If \(A\) has two eigenvectors \(\mathbf{u}\) and \(\mathbf{v}\) corresponding to eigenvalues \(\lambda\) and \(\mu\), then another solution is

\[\mathbf{x}_t = \lambda^t\mathbf{u} + \mu^t \mathbf{v}\]

To address the problem of predicting the CS major population,

we assume that we can express the state vector \(\mathbf{x}\) as a linear combination of eigenvectors \(\mathbf{u}_1, \mathbf{u}_2, \dots,\mathbf{u}_p\).

That is,

\[\mathbf{x}_0 = a_1\mathbf{u}_1 + a_2\mathbf{u}_2+\dots+a_p\mathbf{u}_p.\]

Then at time \(t\),

\[\mathbf{x}_t = \lambda_1^ta_1\mathbf{u}_1 + \lambda_2^ta_2\mathbf{u}_2 + \dots + \lambda_p^ta_p\mathbf{u}_p.\]

Which gives us an explicit solution for the number of students in the major in any future year.

Note that the expression above is exponential in each of the \(\lambda_1,\dots,\lambda_p\).

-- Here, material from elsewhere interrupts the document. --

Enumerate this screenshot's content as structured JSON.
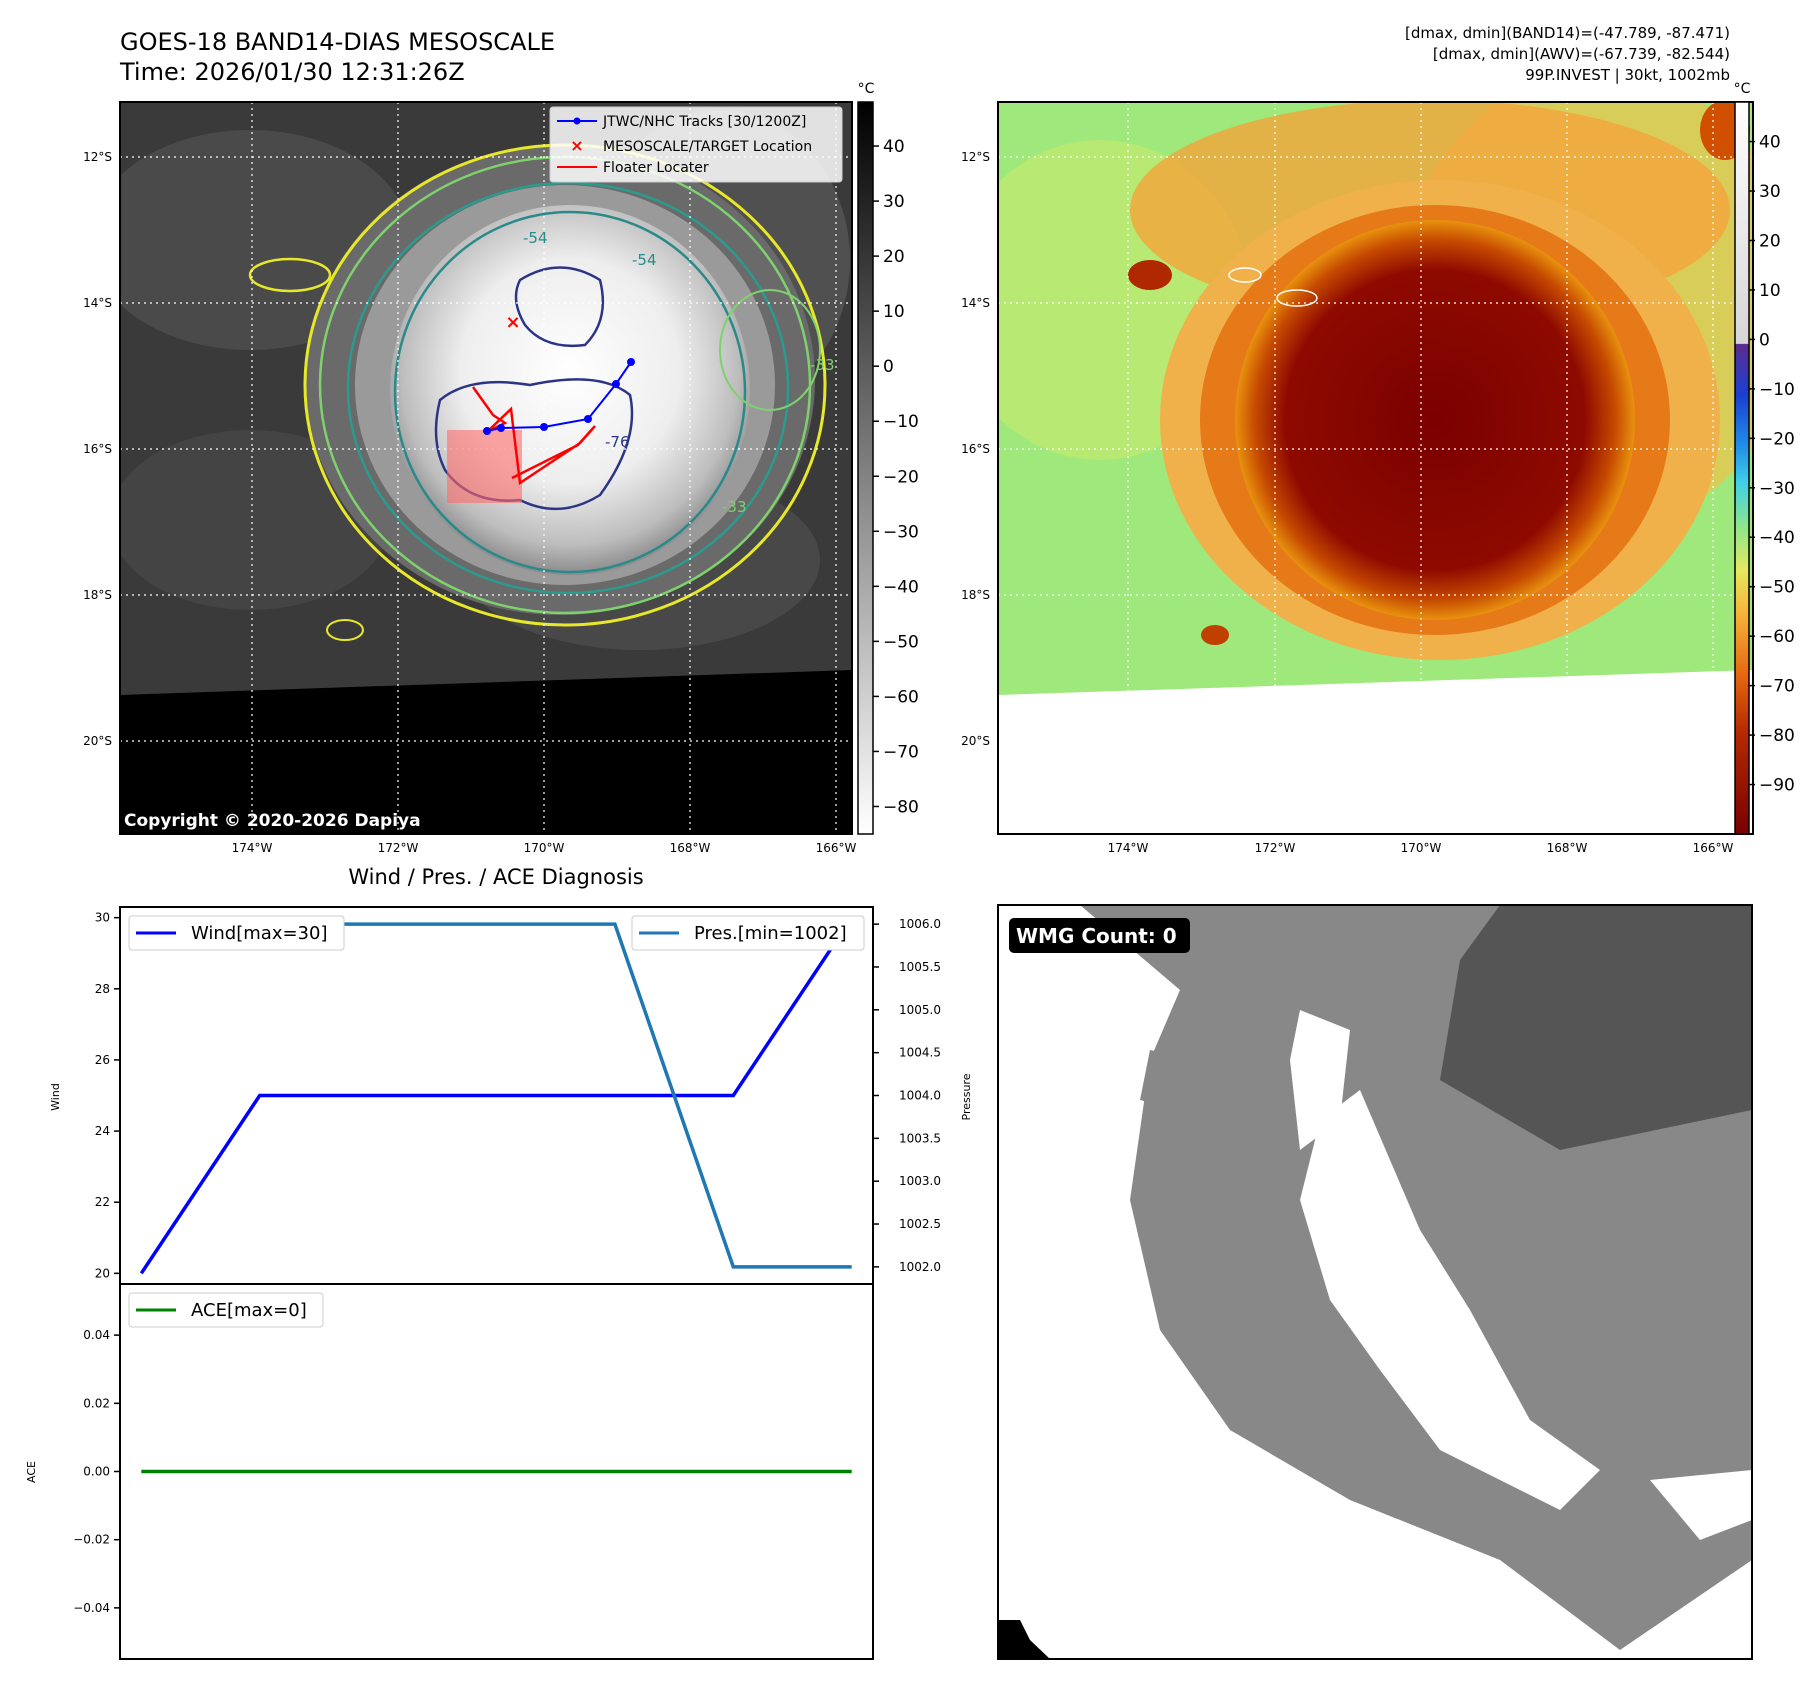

The resulting value will be essentially determined by the largest \(\lambda_i\).

To see this, let’s say that \(\lambda_1\) is the largest eigenvalue, and \(\lambda_2\) is the second largest.

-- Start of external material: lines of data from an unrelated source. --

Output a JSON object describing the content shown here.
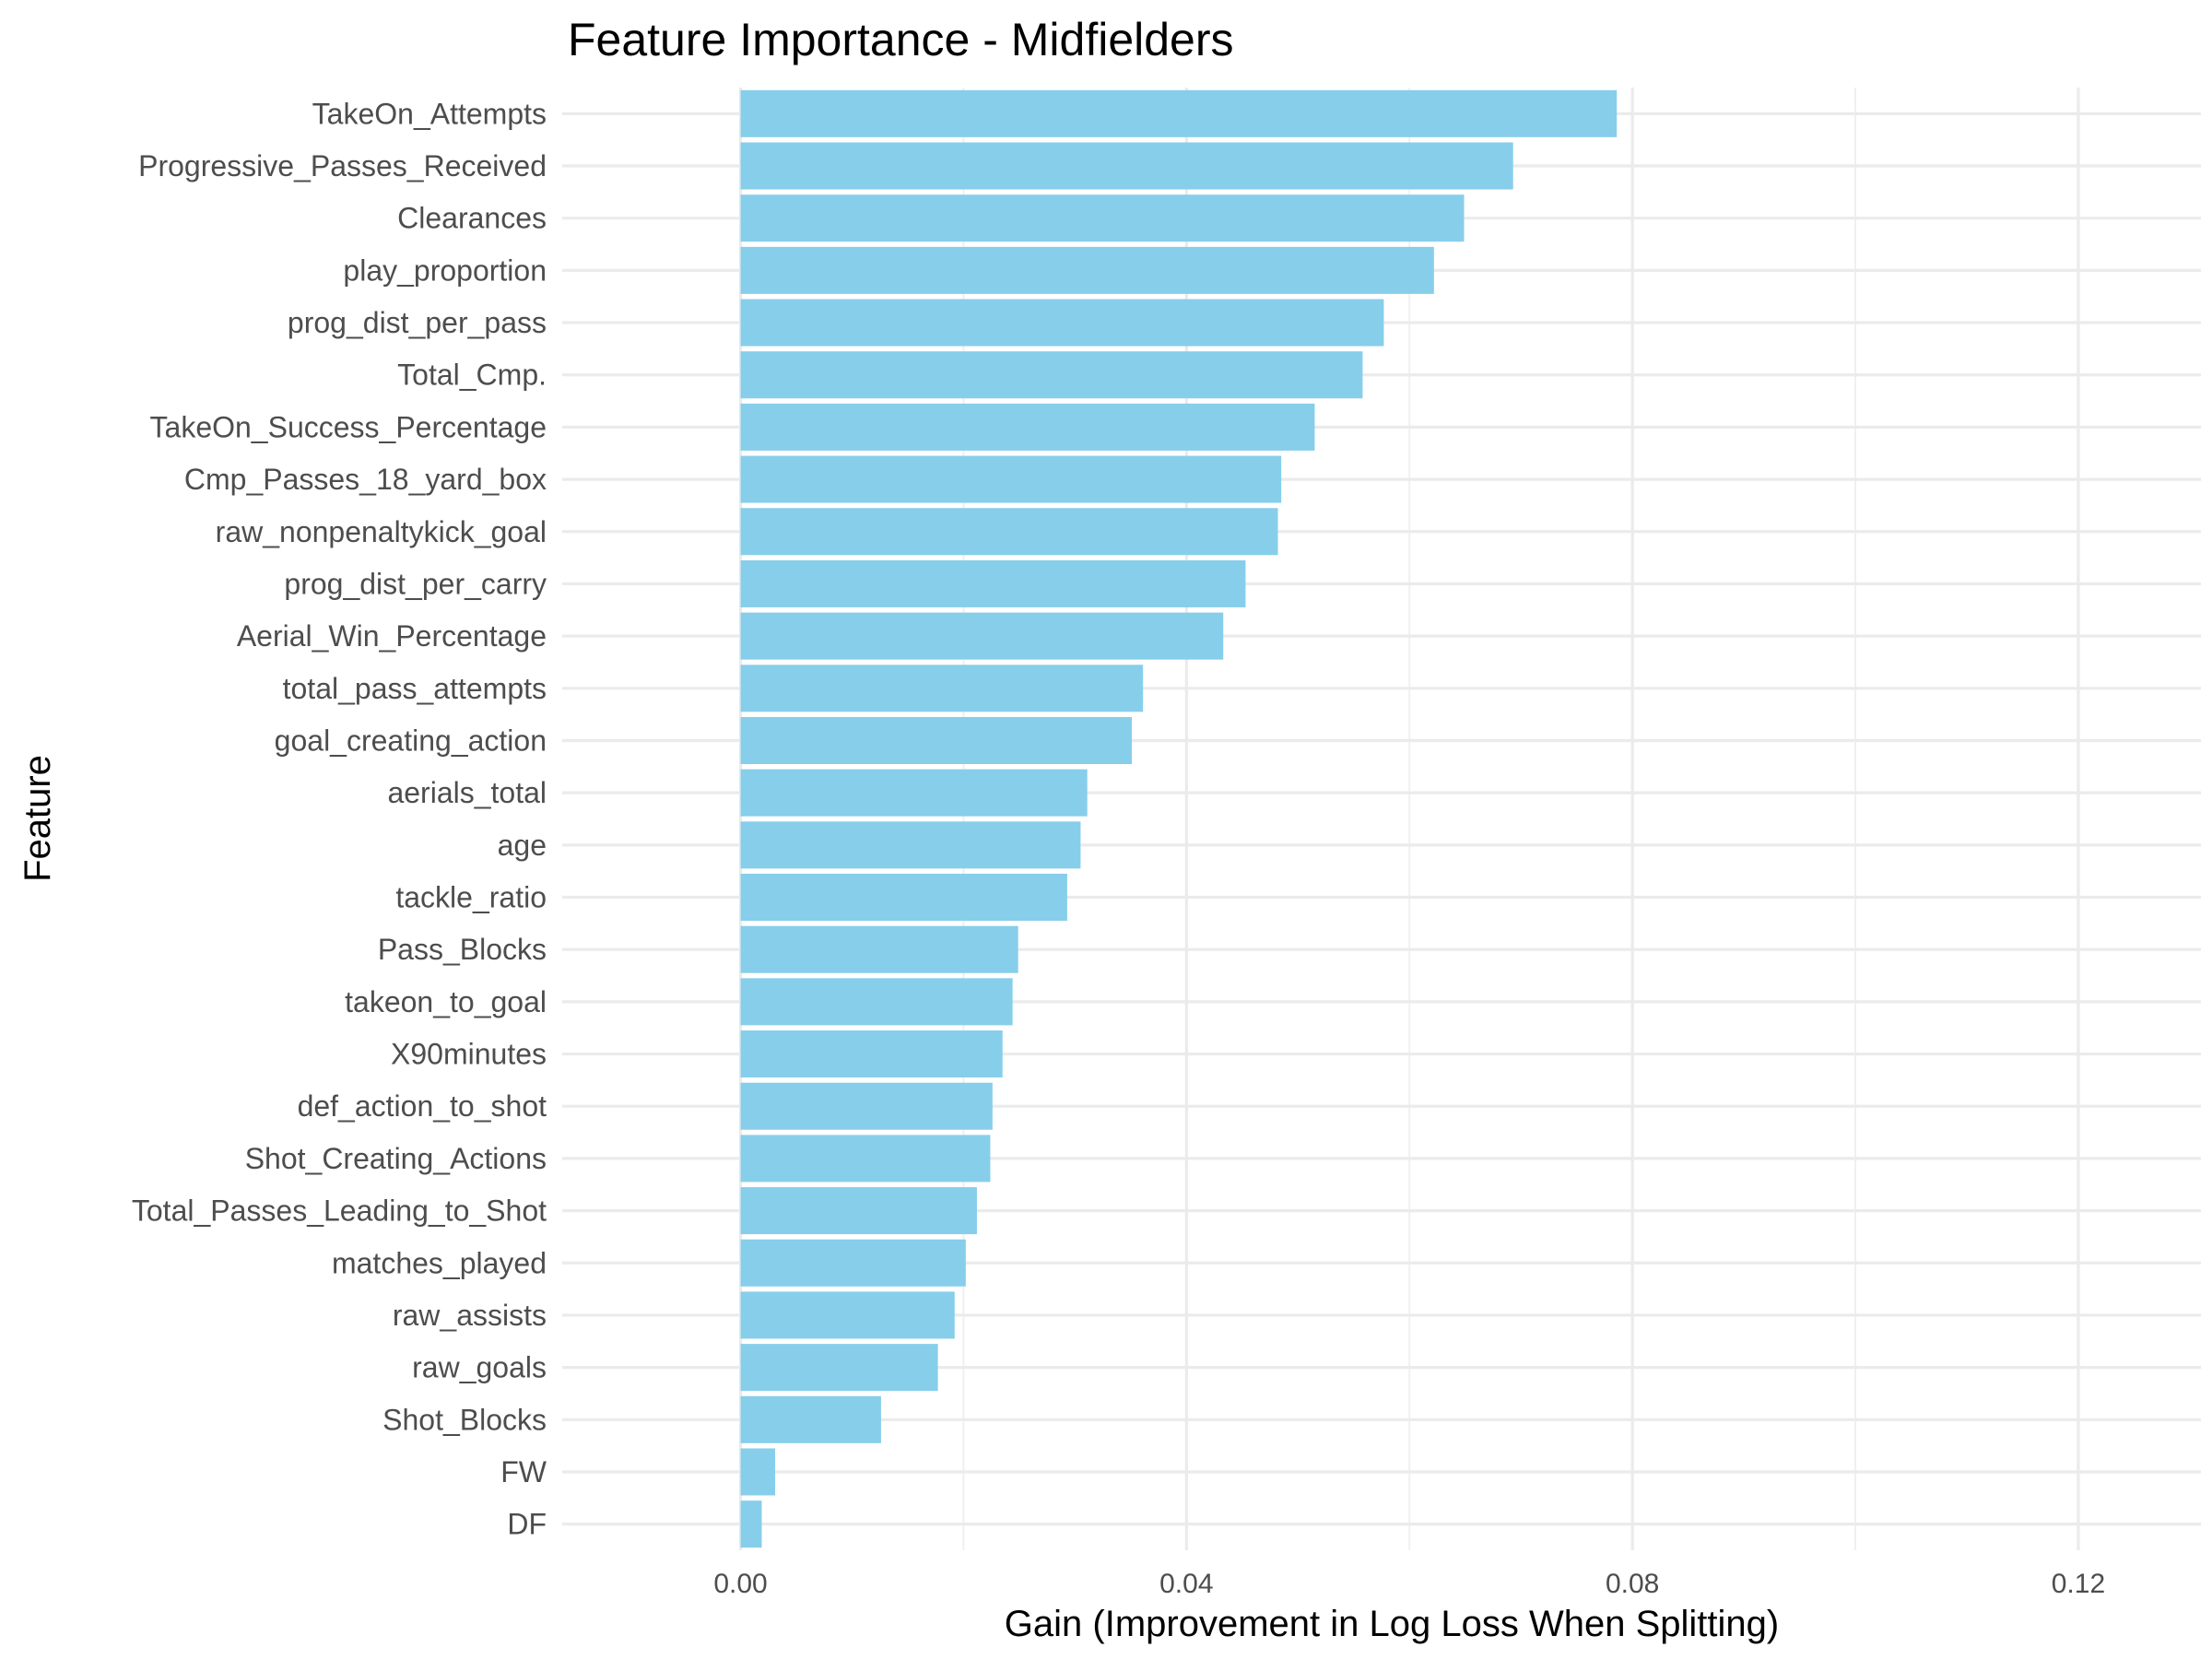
{
  "chart_data": {
    "type": "bar",
    "orientation": "horizontal",
    "title": "Feature Importance - Midfielders",
    "xlabel": "Gain (Improvement in Log Loss When Splitting)",
    "ylabel": "Feature",
    "xlim": [
      -0.016,
      0.131
    ],
    "xticks": [
      0.0,
      0.04,
      0.08,
      0.12
    ],
    "xtick_labels": [
      "0.00",
      "0.04",
      "0.08",
      "0.12"
    ],
    "grid": true,
    "bar_color": "#87CEEB",
    "categories": [
      "TakeOn_Attempts",
      "Progressive_Passes_Received",
      "Clearances",
      "play_proportion",
      "prog_dist_per_pass",
      "Total_Cmp.",
      "TakeOn_Success_Percentage",
      "Cmp_Passes_18_yard_box",
      "raw_nonpenaltykick_goal",
      "prog_dist_per_carry",
      "Aerial_Win_Percentage",
      "total_pass_attempts",
      "goal_creating_action",
      "aerials_total",
      "age",
      "tackle_ratio",
      "Pass_Blocks",
      "takeon_to_goal",
      "X90minutes",
      "def_action_to_shot",
      "Shot_Creating_Actions",
      "Total_Passes_Leading_to_Shot",
      "matches_played",
      "raw_assists",
      "raw_goals",
      "Shot_Blocks",
      "FW",
      "DF"
    ],
    "values": [
      0.0786,
      0.0693,
      0.0649,
      0.0622,
      0.0577,
      0.0558,
      0.0515,
      0.0485,
      0.0482,
      0.0453,
      0.0433,
      0.0361,
      0.0351,
      0.0311,
      0.0305,
      0.0293,
      0.0249,
      0.0244,
      0.0235,
      0.0226,
      0.0224,
      0.0212,
      0.0202,
      0.0192,
      0.0177,
      0.0126,
      0.0031,
      0.0019
    ]
  }
}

Then the proportion of \(\mathbf{u}_1\) to \(\mathbf{u}_2\) contained in \(\mathbf{x}_t\) will be given by \((\lambda_1/\lambda_2)^t\).

Since this ratio is larger than 1, the relative proportion of \(\mathbf{u}_1\) will grow exponentially.

This shows the importance of the largest eigenvalue in the value of \(\mathbf{x}_t\) for large \(t\).

In the long run, \(\mathbf{x}_t\) will be very close to \(\lambda_1^t\mathbf{u}_1.\)

The largest eigenvalue shows the asymptotic rate of growth (or shrinkage) of the state vector \(\mathbf{x}_t\).

For the matrix \(A\) that describes CS major population growth, the largest eigenvalue is 1.19.

In other words, this models the population growth rate of CS majors at that time as increasing about 19% per year.